Voilée sa voix mais fraternelle. Sexy aussi quand elle s'ébrèche. Ses mots sont les bons, pour dire l'amour et ses misères, compter les saisons envolées. Les musiques, qu'elle compose souvent, leur vont comme une peau. C'est Pierre Jaconelli qui a orchestré cet album et Jaconelli est un as. Le disque s'appelle PINK LADY. De l'excellente variété. Sauf qu'après l'avoir entamé - combien ? quinze ou vingt fois déjà, impossible d'aller outre la cinquième chanson. Son «N°5». Qu'on écoute et qu'on ré-écoute, à s'en filer le bourdon, devant Rose sur son tabouret. Visage de chat, chevelure idéale et regard d'héroïne. Photographe: Emma Picq. Elle en a de la chance, Emma. Mais Titan qui appelle, l'arrivée du tour, ce fichu bouquin à finir et la porte qui claque - les alizés soufflent fort cet hiver. Toutes ces choses... Je l'écouterai demain, au casque ou dans la caisse. Partie remise. Jusqu'à la cinq. Non mais ce duo ! Soleil des mourants. Rose et Murat. Pour être deux.
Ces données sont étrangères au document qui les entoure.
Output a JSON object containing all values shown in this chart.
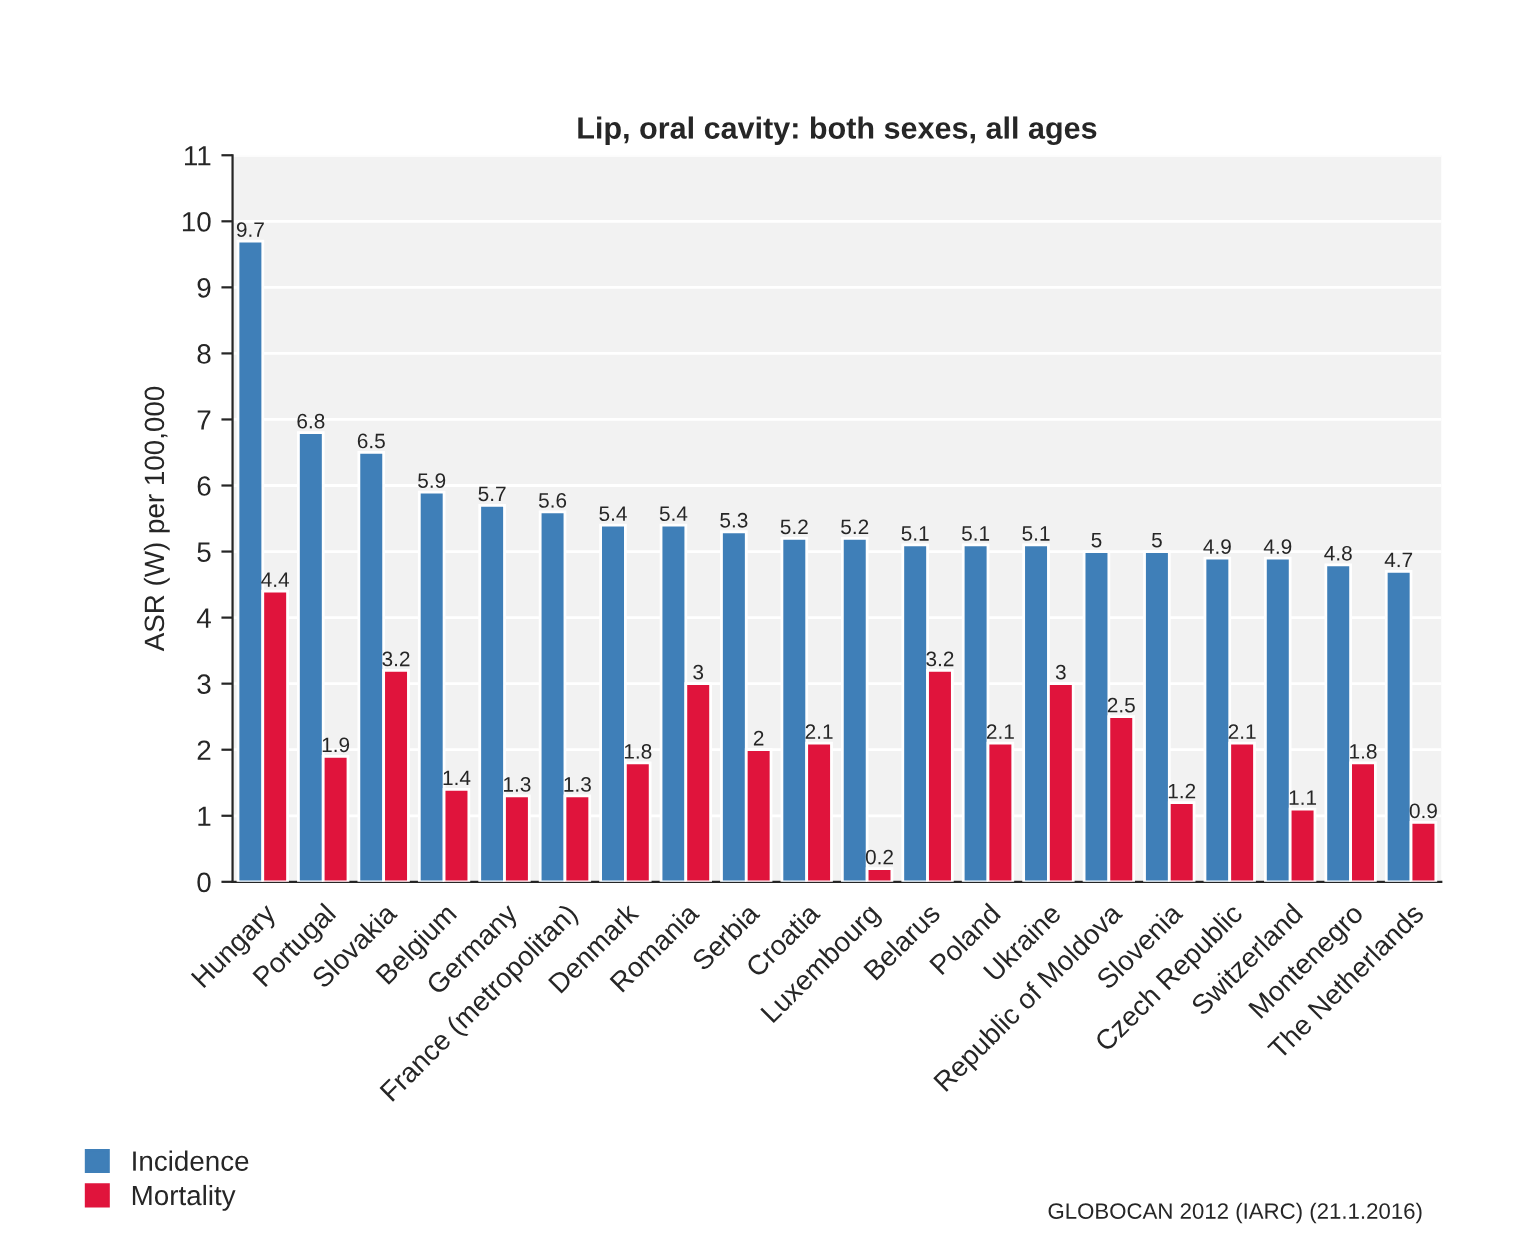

Drôle de vertige. Quand la plus belle femme du monde nous donne à ré-entendre Jean-Louis au meilleur de sa voix… Sur une mélodie de Loane. Il reste sept titres à découvrir, et Jeanne m'a dit qu'elle aimait beaucoup Maman est en bad. Alors quoi? Zapper la cinq? Sacrilège. Puisqu'un bon disque se prend comme on dévore une nouvelle, de la première à la dernière plage.